Le processioni pasquali “commissariate” e quel decreto borbonico del 1779
Si approssima la Pasqua e ritorna, ancora una volta, l’annosa questione delle processioni, degli inchini, delle rappresentazioni, delle norme e dei regolamenti. In un ambito così delicato come quello della ritualità pubblica, nel quale i rapporti di potere esistenti nella società assumono una dimensione tangibile, drammatica, e per ciò stesso refrattaria a qualsiasi ridefinizione non proveniente dalla vera autorità, un veloce sguardo al passato può mostrare quanto vane siano le pretese di legiferare in abstracto.
Nel 1779 Ferdinando di Borbone (1751-1825), Re di Napoli e di Sicilia, emanava un curioso decreto riguardante le celebrazioni della Settimana Santa col quale egli, essendo venuto a conoscenza “degli scandalosi abusi di taluni del basso Popolo”, i quali usavano celebrare il Giovedì e il Venerdì Santo non con “vera interna compunzione” ma, piuttosto, “per mezzo di varie sceniche comparse, e spettacoli popolareschi”, vietava risolutamente “il comparir da Battenti, o rappresentare i Misteri della Passione, sotto pena d’esser condannati alla frusta”. Il provvedimento intendeva porre rimedio a una situazione assai spiacevole: gli “spettacoli popolareschi” messi in scena durante la Settimana Santa, infatti, assomigliavano sempre più a sinistri carnevali. In Puglia come in Calabria, a Napoli come a Palermo, schiere di “falsi divoti” infangavano la Santa Pasqua “alcuni coll’andar nudi per le piazze, e per le strade, battendosi a sangue; altri con rappresentare i Sagri Misteri della Passione, vestiti, chi da Cristo, e chi da Giudei, e da Manigoldi.”

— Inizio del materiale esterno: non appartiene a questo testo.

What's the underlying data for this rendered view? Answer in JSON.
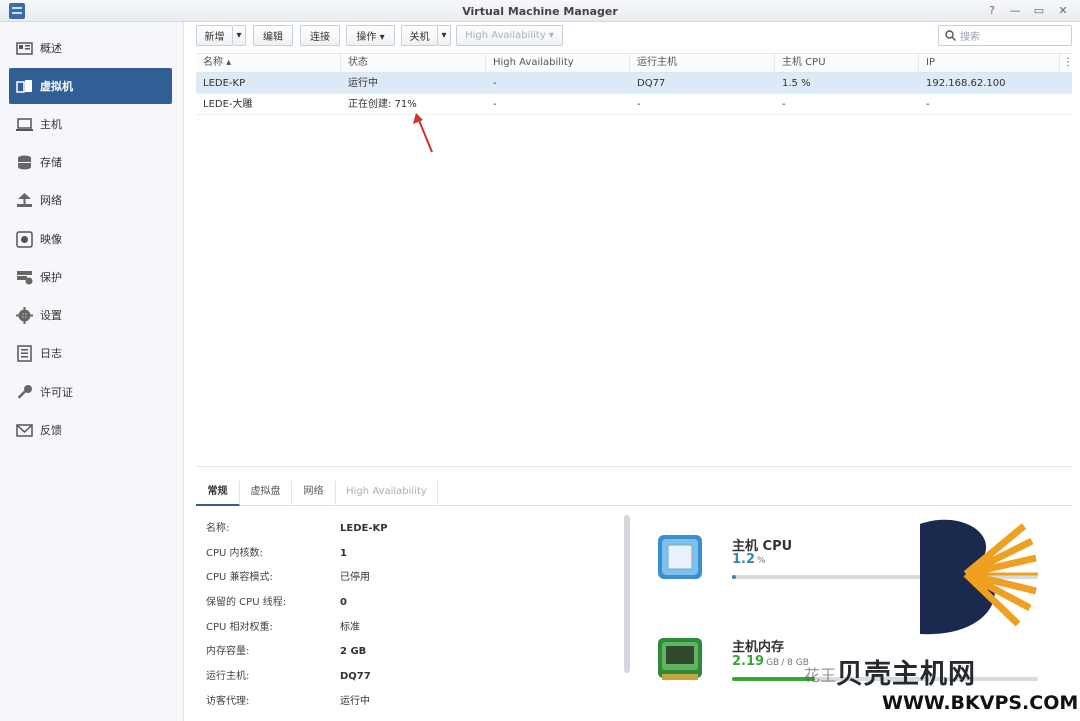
{
  "window": {
    "title": "Virtual Machine Manager"
  },
  "sidebar": {
    "items": [
      {
        "label": "概述",
        "icon": "overview-icon"
      },
      {
        "label": "虚拟机",
        "icon": "vm-icon",
        "active": true
      },
      {
        "label": "主机",
        "icon": "host-icon"
      },
      {
        "label": "存储",
        "icon": "storage-icon"
      },
      {
        "label": "网络",
        "icon": "network-icon"
      },
      {
        "label": "映像",
        "icon": "image-icon"
      },
      {
        "label": "保护",
        "icon": "protection-icon"
      },
      {
        "label": "设置",
        "icon": "settings-icon"
      },
      {
        "label": "日志",
        "icon": "log-icon"
      },
      {
        "label": "许可证",
        "icon": "license-icon"
      },
      {
        "label": "反馈",
        "icon": "feedback-icon"
      }
    ]
  },
  "toolbar": {
    "new_label": "新增",
    "edit_label": "编辑",
    "connect_label": "连接",
    "action_label": "操作 ▾",
    "shutdown_label": "关机",
    "ha_label": "High Availability ▾",
    "search_placeholder": "搜索"
  },
  "grid": {
    "columns": [
      "名称 ▴",
      "状态",
      "High Availability",
      "运行主机",
      "主机 CPU",
      "IP"
    ],
    "rows": [
      {
        "name": "LEDE-KP",
        "status": "运行中",
        "ha": "-",
        "host": "DQ77",
        "cpu": "1.5 %",
        "ip": "192.168.62.100",
        "selected": true
      },
      {
        "name": "LEDE-大雕",
        "status": "正在创建: 71%",
        "ha": "-",
        "host": "-",
        "cpu": "-",
        "ip": "-",
        "selected": false
      }
    ]
  },
  "tabs": [
    "常规",
    "虚拟盘",
    "网络",
    "High Availability"
  ],
  "details": [
    {
      "label": "名称:",
      "value": "LEDE-KP",
      "bold": true
    },
    {
      "label": "CPU 内核数:",
      "value": "1",
      "bold": true
    },
    {
      "label": "CPU 兼容模式:",
      "value": "已停用",
      "bold": false
    },
    {
      "label": "保留的 CPU 线程:",
      "value": "0",
      "bold": true
    },
    {
      "label": "CPU 相对权重:",
      "value": "标准",
      "bold": false
    },
    {
      "label": "内存容量:",
      "value": "2 GB",
      "bold": true
    },
    {
      "label": "运行主机:",
      "value": "DQ77",
      "bold": true
    },
    {
      "label": "访客代理:",
      "value": "运行中",
      "bold": false
    }
  ],
  "resources": {
    "cpu": {
      "title": "主机 CPU",
      "value": "1.2",
      "unit": "%",
      "fraction": 0.012,
      "color": "#2f8bb6"
    },
    "memory": {
      "title": "主机内存",
      "value": "2.19",
      "unit": "GB",
      "total": "/ 8 GB",
      "fraction": 0.27,
      "color": "#3aa33a"
    }
  },
  "watermark": {
    "brand_cn": "贝壳主机网",
    "url": "WWW.BKVPS.COM",
    "small": "花王"
  },
  "colors": {
    "accent": "#2f5f94",
    "green": "#3c9a32",
    "selected_row": "#dce9f7"
  }
}
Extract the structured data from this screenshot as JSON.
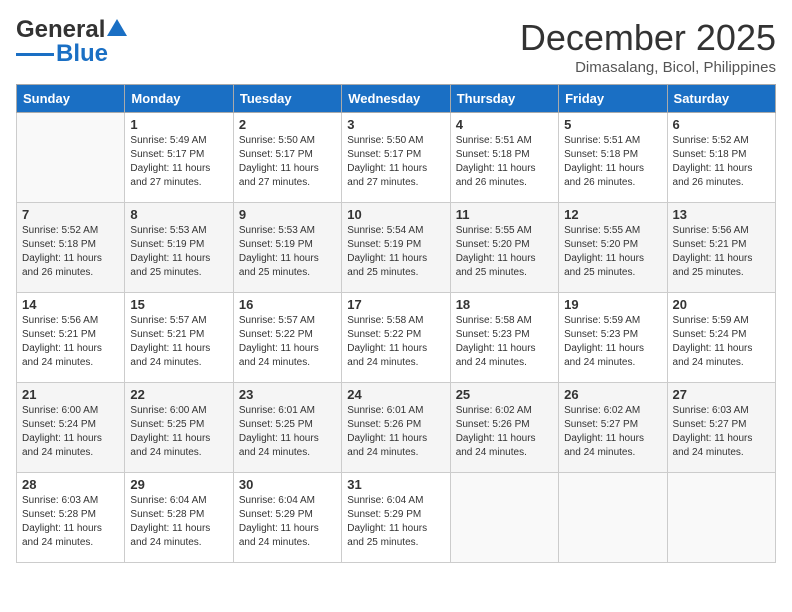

In Calabria, le messe in scena dell’ultima cena rappresentate a San Pietro di Caridà, Limpidi, Arena, Acquaro e Dasà diventavano spesso occasione di gozzoviglie. A Montepaone, riferisce Francesco Torraca (1853-1938), “que’ contadini chiamavano un uomo qualunque e, dopo averlo pagato, lo ubbriacavano; quindi lo conducevano in mezzo alla piazza, dove era spogliato, battuto, poi legato ad una colonna ed infine a una croce,” e analoghe, cruente rappresentazioni si svolgevano anche a Gagliano, Settingiano, Tiriolo, Squillace, Centrache, Palermiti, Davoli, Satriano (la pigghiata) e Stilo (il mortoro). In Sicilia, poi, queste messe in scena assumevano un esplicito tratto carnevalesco nelle diavolate, bizzarre rappresentazioni nel corso delle quali attori travestiti da giudei e da demoni battevano le strade alla ricerca di anime per poi darsi alla pazza gioia proprio nel momento in cui veniva rappresentata la Passione e la morte di Cristo.
Carnevalesca era anche l’euforia generale nella quale sfociava il famoso rito dell’affruntata, ancora oggi diffuso in molti centri della Calabria: “sparano fuochi, suona la musica, il popolo batte le mani, piange, ride,” scrive Luigi Settembrini (1813-1876), “e infine va a finire la festa nella taverna”. Era proprio il vino a percorrere le celebrazioni della Pasqua, nella sua ubiqua presenza a livello spirituale, come simbolo del Sangue di Cristo, e soprattutto materiale. Le bettole e le osterie facevano affari d’oro –durante la Settimana Santa, narra un prelato di Reggio Calabria, da esse gli avventori uscivano “ubriachi fradici cantando canzonacce da trivio o bestemmiando come turchi”– i signori stappavano le proprie botti, i conventi davano fondo alle loro riserve di vino non consacrato. Nel corso delle processioni, non di rado la forza pubblica doveva arrestare gli ubriachi e placare disordini, e gli arrestati si difendevano sostenendo di aver bevuto per interpretare la parte dei giudei. A San Nicola da Crissa, la Pasqua, ricorda Vito Teti, era periodo di mangiate e bevute: essa, “quasi per vendicare il Carnevale, congeda la Quaresima con altrettanta autorità”: Nesce, tu, sarda siccata / Mu tras’eu la ricrijata / Mu ricriju si zzitezi / Cu ssi belle cuzurezi.
Come si può facilmente immaginare, il decreto di Ferdinando ebbe poco o nessun effetto. Nessuno fu frustato, le pigghiate, i mortori e le affruntate continuarono, così come allegramente continuarono le gozzoviglie e le sbronze, a testimonianza di come non si possano imporre per decreto gli usi e i costumi di un popolo.